Чтобы выплыть из сна, ей пришлось сделать несколько гребков руками, потому что она находилась в бассейне, наполненном черной плазмой. Только после этого она оказалась на поверхности, которая более или менее соответствовала состоянию бодрствования, правда, весьма неустойчивого, и только после этого она наконец-то смогла вдохнуть полной грудью. Еще несколько секунд Алисия нерешительно двигалась по кромке сна, подобно канатоходцу, только вот балансировала она на проволоке, отделяющей мрачное и вязкое болото от комнаты с мягким светом. Алисия с трудом удерживала глаза открытыми и никак не могла понять, откуда этот свет идет. Наконец, словно скинув с плеч набитый щебнем рюкзак, она осознала, что нужно поскорее проснуться, выйти из того неустойчивого состояния, которое вот-вот снова обрушит ее в бассейн. Змеившийся откуда-то звук, все более и более пронзительный и жалящий, пытался привлечь к себе ее внимание: кто-то жал на кнопку звонка. Она, спотыкаясь, едва справляясь с весом собственного тела, ставшего тяжелее и плотнее обычного, побрела по коридору, потом пересекла гостиную, но не узнавала при этом собственных шагов, теперь похожих на шаги робота. За дверью стояли Мариса и Хоакин, и их брови поползли вверх, когда они увидели лицо Алисии, напоминавшее мятую тряпку.

— Что с тобой, Алисия? — воскликнула Мариса, и глаза ее раскрылись как две большие плошки.

— Ничего. — Невнятный звук соскочил с губ Алисии. — Проходите, проходите, вы что, решили остаться там?

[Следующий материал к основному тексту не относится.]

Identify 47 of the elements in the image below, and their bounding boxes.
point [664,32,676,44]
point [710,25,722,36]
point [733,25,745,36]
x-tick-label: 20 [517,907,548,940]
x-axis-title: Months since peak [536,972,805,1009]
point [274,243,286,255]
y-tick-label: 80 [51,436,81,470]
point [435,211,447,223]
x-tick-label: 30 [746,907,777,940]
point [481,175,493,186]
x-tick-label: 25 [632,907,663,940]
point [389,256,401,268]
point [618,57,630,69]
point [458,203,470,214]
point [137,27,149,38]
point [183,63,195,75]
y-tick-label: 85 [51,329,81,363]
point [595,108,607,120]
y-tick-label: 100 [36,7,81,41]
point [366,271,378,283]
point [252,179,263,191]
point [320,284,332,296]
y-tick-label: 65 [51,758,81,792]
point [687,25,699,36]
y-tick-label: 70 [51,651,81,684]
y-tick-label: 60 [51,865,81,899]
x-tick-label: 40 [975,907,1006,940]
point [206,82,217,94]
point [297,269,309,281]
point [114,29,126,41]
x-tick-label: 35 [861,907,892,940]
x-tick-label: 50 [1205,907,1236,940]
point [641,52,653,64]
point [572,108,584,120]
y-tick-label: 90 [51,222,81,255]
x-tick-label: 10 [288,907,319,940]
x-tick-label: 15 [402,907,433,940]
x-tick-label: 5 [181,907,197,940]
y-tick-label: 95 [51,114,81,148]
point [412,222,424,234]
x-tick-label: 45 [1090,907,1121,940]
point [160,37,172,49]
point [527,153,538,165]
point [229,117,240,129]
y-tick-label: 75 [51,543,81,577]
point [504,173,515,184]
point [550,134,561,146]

Хотя тент над лоджией закрывал половину неба, было видно, как стая туч, цветом напоминающих слонов, плыла в вышине, предвещая близкую грозу. Канун грозы, когда воздух делается тяжелым, почти гранитным, обычно сказывался на поведении и настроении Алисии, поэтому Мариса решила, что и теперь искаженные черты ее лица — лишь реакция на метеорологические изменения. Хоакин с озабоченным видом кинулся на кухню и начал хлопать дверцами шкафов, спрашивая, где у нее кофе. Получив ответ, он схватил кофеварку и насыпал туда столько черного порошка, что его хватило бы, чтобы поднять давление несчастному Тутанхамону. Вскоре темный алюминиевый агрегат уже начал свистеть и плеваться пеной. Хоакин положил перед Алисией пачку «Коибры», она вытащила сигарету, но не проронила ни слова, как ребенок, берущий монету, которую взрослый дает ему в обмен на молчание или послушание. Мариса вошла на кухню с распылителем в руках и обвела привычным осуждающим взглядом ватные хлопья дыма, зависшие над лампой, и завывающую кофеварку, которая напоминала поезд, готовый, покидая перрон, рвануть вперед.